- Born: June 26, 1976 (age 49) Novorossiysk, Russian SFSR, USSR
- Occupation: human rights worker

= Emir-Usein Kuku =

Ukrainian human rights activist

Emir-Usein Kemalovich Kuku (Емір-Усеїн Кемалович Куку, Emir-Üsein Kemal oğlu Kuku; born 26 June 1976) is a Crimean Tatar human rights defender and member of the Crimean Human Rights Contact Group. In February 2016, he was arrested and charged by Russian authorities on the accusation that he was a member of the Islamist group Hizb ut-Tahrir, although Kuku denies any involvement in this organization.

== Life ==
Kuku was born in Novorossiysk on 26 June 1976. In 1993, the family moved to Crimea. They obtained a plot of land for the erection of a house in the native village of Kemala Cook in Koreiz.

In 2000, Kuku graduated from Kherson National Technical University with a degree in management. In 2001, he graduated from Kharkiv Financial and Economic Institute majoring in accounting.

Before the annexation of Crimea, Kuku fought for the preservation of a Crimean Tatar cemetery and was involved in monitoring cases of discrimination against Muslims. Since 2014, he participated in helping Crimean political prisoners and in the search for missing people. Kuku was the organizer of a rally in memory of the deportation of Crimean Tatars in 2014.

===Criminal prosecution and arrest===
On April 20, 2015, after Kuku exposed the attempt of the FSB to recruit him as a secret informant, he was apprehended by camouflaged assailants and taken to his home, where he was searched and then interrogated by the secret service. It was alleged that investigative actions were conducted within the framework of a criminal case under Art. 282 of the Criminal Code ("Actions aimed at arousing hatred or enmity"). Kuku was beaten on the way to interrogation, and he was later diagnosed with kidney issues in a medical facility.

On February 11, 2016, a search took place at Kuku's house in Koreiz, and he was detained by the Russian authorities. He was charged with alleged involvement in the activities of the Islamist organization Hizb ut-Tahrir although he denies any involvement with this organization. In December 2017 Kuku and five his co-defendants, Muslim Aliyev, Vadim Siruk, Enver Bekirov, Refat Alimov and Arsen Dzhepparov were moved to Rostov-on-Don.

On June 26, 2018, on his birthday, Emir-Usein Kuku began an indefinite hunger strike, during which he lost nine kilograms and declared an ultimatum to Russian President Vladimir Putin:

I, Kuku Emir-Usein Kemalovich, 26.06.1976 year of birth, citizen of Ukraine, Crimean Tatar, Muslim, will declare a hunger strike (refusal to eat) from 06:00 26.06.2018 until the issue of release of political prisoners in Russian prisons, correctional colonies, numbering 70 people. In addition, I demand that the repression of the Crimean Tatars and other believers in Crimea should be stopped.

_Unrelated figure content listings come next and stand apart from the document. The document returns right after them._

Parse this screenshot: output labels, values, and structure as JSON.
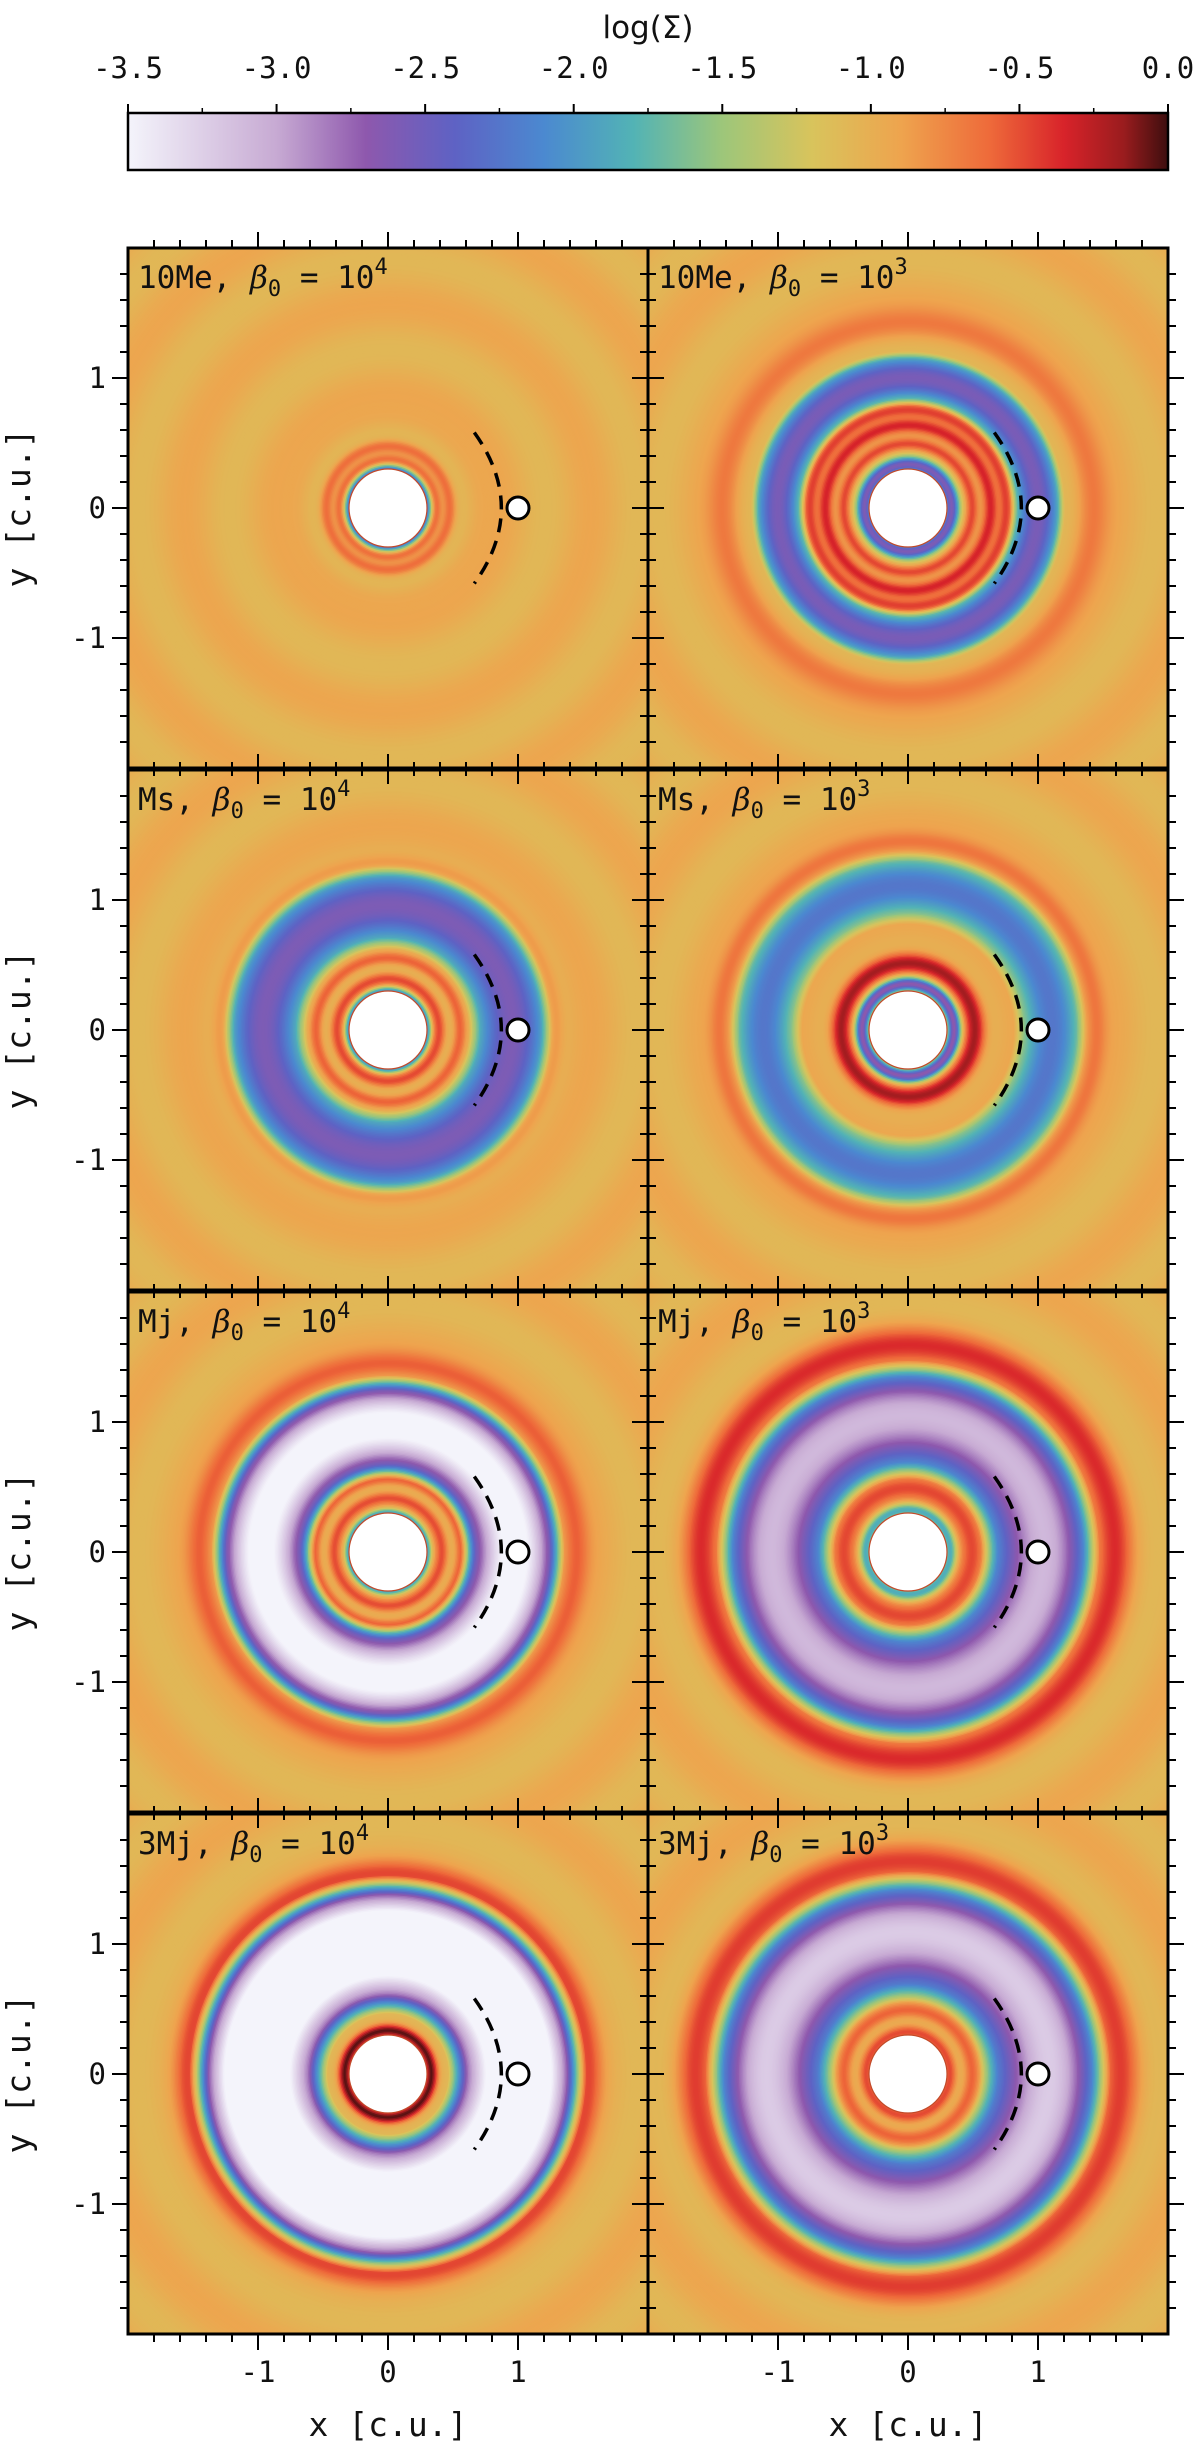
{
  "chart_data": {
    "type": "heatmap",
    "title": "",
    "colorbar": {
      "label": "log(Σ)",
      "range": [
        -3.5,
        0.0
      ],
      "ticks": [
        "-3.5",
        "-3.0",
        "-2.5",
        "-2.0",
        "-1.5",
        "-1.0",
        "-0.5",
        "0.0"
      ],
      "colormap_stops": [
        {
          "value": -3.5,
          "color": "#f4f4fb"
        },
        {
          "value": -3.0,
          "color": "#c7aad3"
        },
        {
          "value": -2.7,
          "color": "#8e58ad"
        },
        {
          "value": -2.4,
          "color": "#5e62c4"
        },
        {
          "value": -2.1,
          "color": "#4b89d0"
        },
        {
          "value": -1.8,
          "color": "#52b3b5"
        },
        {
          "value": -1.5,
          "color": "#9dc67a"
        },
        {
          "value": -1.2,
          "color": "#d8c45c"
        },
        {
          "value": -0.9,
          "color": "#eea44e"
        },
        {
          "value": -0.6,
          "color": "#ee6a3a"
        },
        {
          "value": -0.35,
          "color": "#d8232a"
        },
        {
          "value": -0.15,
          "color": "#9a1c1e"
        },
        {
          "value": 0.0,
          "color": "#3d0e0e"
        }
      ]
    },
    "x_axis": {
      "label": "x [c.u.]",
      "range": [
        -2,
        2
      ],
      "tick_labels": [
        "-1",
        "0",
        "1"
      ],
      "tick_values": [
        -1,
        0,
        1
      ]
    },
    "y_axis": {
      "label": "y [c.u.]",
      "range": [
        -2,
        2
      ],
      "tick_labels": [
        "1",
        "0",
        "-1"
      ],
      "tick_values": [
        1,
        0,
        -1
      ]
    },
    "planet": {
      "x": 1.0,
      "y": 0.0
    },
    "inner_hole_radius": 0.3,
    "panels": [
      {
        "label_prefix": "10Me, ",
        "beta_exp": "4",
        "gap_inner": 0.55,
        "gap_outer": 0.55,
        "gap_depth": 0.0,
        "rings": [
          {
            "r": 0.3,
            "v": -2.3,
            "w": 0.04
          },
          {
            "r": 0.38,
            "v": -0.6,
            "w": 0.04
          },
          {
            "r": 0.48,
            "v": -0.55,
            "w": 0.05
          },
          {
            "r": 0.7,
            "v": -0.95,
            "w": 0.08
          }
        ]
      },
      {
        "label_prefix": "10Me, ",
        "beta_exp": "3",
        "gap_inner": 0.85,
        "gap_outer": 1.15,
        "gap_depth": -1.6,
        "rings": [
          {
            "r": 0.34,
            "v": -2.6,
            "w": 0.06
          },
          {
            "r": 0.5,
            "v": -0.4,
            "w": 0.05
          },
          {
            "r": 0.64,
            "v": -0.3,
            "w": 0.06
          },
          {
            "r": 0.76,
            "v": -0.5,
            "w": 0.05
          },
          {
            "r": 1.42,
            "v": -0.7,
            "w": 0.12
          }
        ]
      },
      {
        "label_prefix": "Ms, ",
        "beta_exp": "4",
        "gap_inner": 0.72,
        "gap_outer": 1.18,
        "gap_depth": -1.65,
        "rings": [
          {
            "r": 0.31,
            "v": -2.0,
            "w": 0.03
          },
          {
            "r": 0.4,
            "v": -0.45,
            "w": 0.05
          },
          {
            "r": 0.56,
            "v": -0.5,
            "w": 0.05
          },
          {
            "r": 1.3,
            "v": -0.8,
            "w": 0.06
          }
        ]
      },
      {
        "label_prefix": "Ms, ",
        "beta_exp": "3",
        "gap_inner": 0.9,
        "gap_outer": 1.3,
        "gap_depth": -1.2,
        "rings": [
          {
            "r": 0.36,
            "v": -2.7,
            "w": 0.05
          },
          {
            "r": 0.52,
            "v": -0.1,
            "w": 0.08
          },
          {
            "r": 1.45,
            "v": -0.7,
            "w": 0.08
          }
        ]
      },
      {
        "label_prefix": "Mj, ",
        "beta_exp": "4",
        "gap_inner": 0.68,
        "gap_outer": 1.25,
        "gap_depth": -2.7,
        "rings": [
          {
            "r": 0.31,
            "v": -1.9,
            "w": 0.03
          },
          {
            "r": 0.42,
            "v": -0.45,
            "w": 0.05
          },
          {
            "r": 0.57,
            "v": -0.5,
            "w": 0.05
          },
          {
            "r": 1.45,
            "v": -0.6,
            "w": 0.1
          }
        ]
      },
      {
        "label_prefix": "Mj, ",
        "beta_exp": "3",
        "gap_inner": 0.7,
        "gap_outer": 1.35,
        "gap_depth": -2.1,
        "rings": [
          {
            "r": 0.33,
            "v": -1.9,
            "w": 0.05
          },
          {
            "r": 0.5,
            "v": -0.4,
            "w": 0.1
          },
          {
            "r": 1.6,
            "v": -0.45,
            "w": 0.14
          }
        ]
      },
      {
        "label_prefix": "3Mj, ",
        "beta_exp": "4",
        "gap_inner": 0.62,
        "gap_outer": 1.38,
        "gap_depth": -3.2,
        "rings": [
          {
            "r": 0.34,
            "v": -0.05,
            "w": 0.05
          },
          {
            "r": 1.55,
            "v": -0.55,
            "w": 0.1
          }
        ]
      },
      {
        "label_prefix": "3Mj, ",
        "beta_exp": "3",
        "gap_inner": 0.7,
        "gap_outer": 1.42,
        "gap_depth": -2.2,
        "rings": [
          {
            "r": 0.33,
            "v": -0.5,
            "w": 0.05
          },
          {
            "r": 0.5,
            "v": -0.5,
            "w": 0.06
          },
          {
            "r": 1.65,
            "v": -0.5,
            "w": 0.14
          }
        ]
      }
    ]
  }
}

On November 12, 2019, the Southern District Military Court found Emir-Usein Kuku and five co-defendants guilty of “organizing of the activities of a terrorist organization” and “attempted forcible seizure of power” (Part 2 Article 205.5 and Article 30, Article 278 of Russian Criminal Code). Kuku was sentenced to 12 years in prison.

== International reaction ==
Russian civil rights society Memorial recognized Kuku as political prisoner.

Amnesty International demands the release of Kuku.

Front Line Defenders expressed its concern on the trial and believes that the charges brought against him are based on fabricated evidence.

Human Rights Watch cited the arrest of Kuku as an example of persecution of Crimean Tatars.

According to the Kharkiv Human Rights Protection Group the only evidence that the prosecution has provided is a "pseudo assessment of a recorded conversation “in the kitchen” where the men were discussing the situation in Russia, Ukraine, the fate of Crimea, the place of Islam in both countries and various religious postulates."

In November 2018 the UN General Assembly adopted a resolution which called for the urgent release of Ukrainian citizens Oleg Sentsov, Volodymyr Balukh and Emir-Usein Kuku.

The European Union "expected" Russia to reverse the sentencing of Kuku and his co-defendants and called for their release.

The United States embassy in Kyiv strongly condemned the decision of the Russian court and called for the immediate release of Kuku and his five co-defendants.

On February 11, 2021, the Commissioner for Human Rights Policy and Humanitarian Aid of Germany Bärbel Kofler demanded Kuku's release and called the case symptomatic of the persecution of Crimean Tatars in the illegally occupied Crimea.

== Family ==
Kuku is married and has two children.